We should have one rcstring type that is reference counted, uses UTF8, is not a range, offers ranges (bytes, codepoints, graphemes), and consolidate around it. Algorithms should only use ranges, and whenever someone wants to use an algorithm with a string, they choose the iteration mode that fits the application.
April 01, 2019
On Sat, Mar 30, 2019 at 06:31:05PM -0400, Andrei Alexandrescu via Digitalmars-d wrote:
> On 3/30/19 3:22 PM, Jonathan M Davis wrote:
> > Either way, isConvertibleToString must go.
> 
> Word.
> 
> We should have one rcstring type that is reference counted, uses UTF8, is not a range, offers ranges (bytes, codepoints, graphemes), and consolidate around it. Algorithms should only use ranges, and whenever someone wants to use an algorithm with a string, they choose the iteration mode that fits the application.

+1.  That's the correct approach.  If std.v2 ever happens, this is definitely the way to go.


T

-- 
Insanity is doing the same thing over and over again and expecting different results.
April 01, 2019
On Saturday, 30 March 2019 at 22:31:05 UTC, Andrei Alexandrescu wrote:
> We should have one rcstring type that is reference counted, uses UTF8, is not a range, offers ranges (bytes, codepoints, graphemes), and consolidate around it. Algorithms should only use ranges, and whenever someone wants to use an algorithm with a string, they choose the iteration mode that fits the application.

Why?

Strings have the advantage of being extremely simple constructs that represent exactly the right abstraction: they're a slice of chars, period.

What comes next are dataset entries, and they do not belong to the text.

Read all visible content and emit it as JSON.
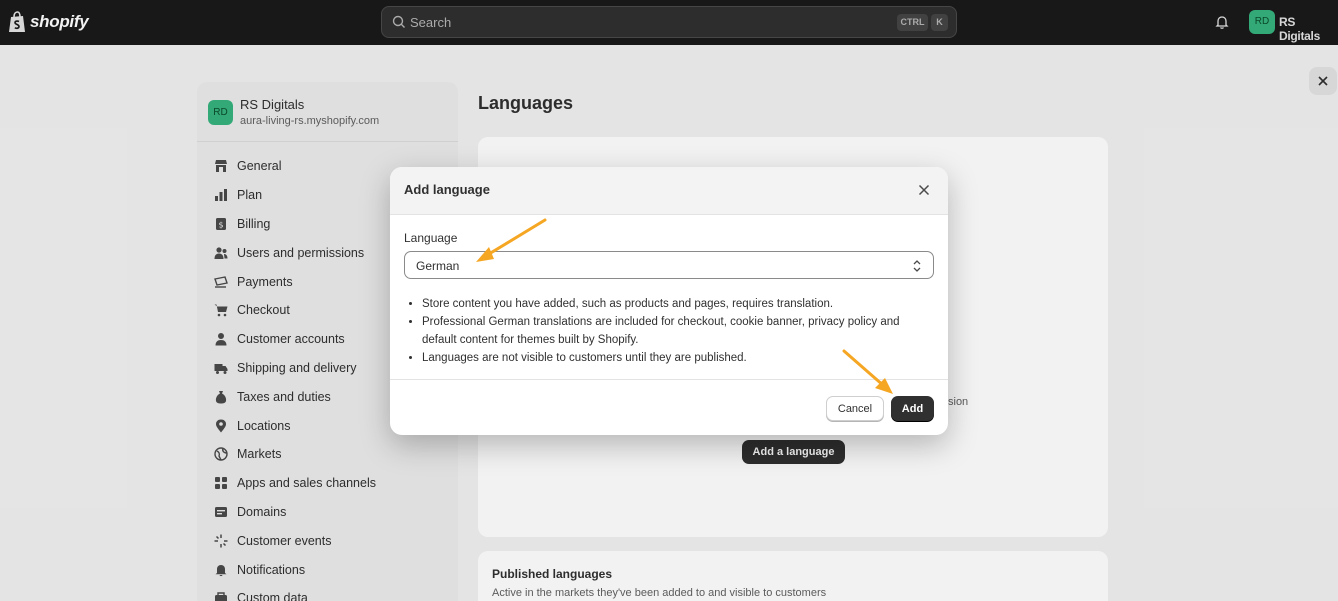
{
  "topbar": {
    "brand": "shopify",
    "search_placeholder": "Search",
    "shortcut_ctrl": "CTRL",
    "shortcut_key": "K",
    "avatar_initials": "RD",
    "store_name": "RS Digitals"
  },
  "sidebar": {
    "avatar_initials": "RD",
    "store_name": "RS Digitals",
    "store_domain": "aura-living-rs.myshopify.com",
    "items": [
      {
        "label": "General",
        "icon": "store-icon"
      },
      {
        "label": "Plan",
        "icon": "chart-icon"
      },
      {
        "label": "Billing",
        "icon": "billing-icon"
      },
      {
        "label": "Users and permissions",
        "icon": "users-icon"
      },
      {
        "label": "Payments",
        "icon": "payments-icon"
      },
      {
        "label": "Checkout",
        "icon": "cart-icon"
      },
      {
        "label": "Customer accounts",
        "icon": "person-icon"
      },
      {
        "label": "Shipping and delivery",
        "icon": "truck-icon"
      },
      {
        "label": "Taxes and duties",
        "icon": "tax-icon"
      },
      {
        "label": "Locations",
        "icon": "pin-icon"
      },
      {
        "label": "Markets",
        "icon": "globe-icon"
      },
      {
        "label": "Apps and sales channels",
        "icon": "apps-icon"
      },
      {
        "label": "Domains",
        "icon": "domain-icon"
      },
      {
        "label": "Customer events",
        "icon": "sparkle-icon"
      },
      {
        "label": "Notifications",
        "icon": "bell-icon"
      },
      {
        "label": "Custom data",
        "icon": "data-icon"
      }
    ]
  },
  "main": {
    "title": "Languages",
    "card_text_fragment": "sion",
    "add_language_button": "Add a language",
    "published_title": "Published languages",
    "published_subtitle": "Active in the markets they've been added to and visible to customers"
  },
  "modal": {
    "title": "Add language",
    "field_label": "Language",
    "selected_language": "German",
    "bullets": [
      "Store content you have added, such as products and pages, requires translation.",
      "Professional German translations are included for checkout, cookie banner, privacy policy and default content for themes built by Shopify.",
      "Languages are not visible to customers until they are published."
    ],
    "cancel_label": "Cancel",
    "add_label": "Add"
  },
  "colors": {
    "topbar": "#1a1a1a",
    "avatar": "#36b37e",
    "primary_button": "#303030",
    "annotation_arrow": "#f5a623"
  }
}
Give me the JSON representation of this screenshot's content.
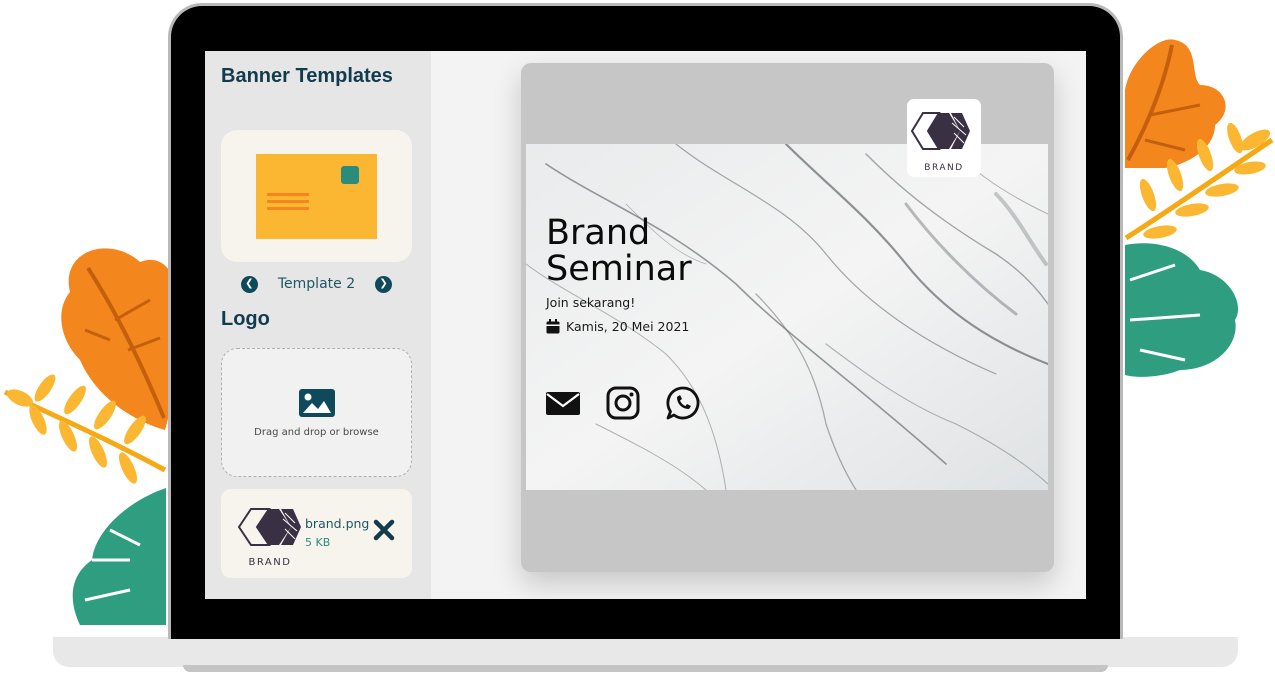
{
  "sidebar": {
    "title": "Banner Templates",
    "template_nav": {
      "prev_icon": "chevron-left-icon",
      "current": "Template 2",
      "next_icon": "chevron-right-icon"
    },
    "logo_section_title": "Logo",
    "dropzone": {
      "icon": "image-icon",
      "text": "Drag and drop or browse"
    },
    "uploaded_file": {
      "name": "brand.png",
      "size": "5 KB",
      "thumb_label": "BRAND",
      "remove_icon": "close-icon"
    }
  },
  "banner": {
    "title_line1": "Brand",
    "title_line2": "Seminar",
    "subtitle": "Join sekarang!",
    "date": "Kamis, 20 Mei 2021",
    "date_icon": "calendar-icon",
    "logo_label": "BRAND",
    "socials": [
      "envelope-icon",
      "instagram-icon",
      "whatsapp-icon"
    ]
  },
  "colors": {
    "navy": "#123b4e",
    "teal": "#2a8c7d",
    "template_yellow": "#fbb731",
    "leaf_orange": "#f3861d",
    "leaf_yellow": "#fbb731",
    "leaf_green": "#2f9e80"
  }
}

They can be scoped, sliced and concatenated just like any other range.

Getting rid of auto-decoding would be good, but adding a whole new layer of abstraction and special cases on top of it, with a dedicated allocation strategy C++ style, seems superfluous at best.

Honestly, it sounds like the kind of thing that will make reference-counting the new class, where 10 years from now people will be told "Yeah, it would be more convenient to do things this way, but back when this standard library was written we were using reference-counting everywhere, and now we're stuck with it".

tl;dr Keep strings and reference-counting separate.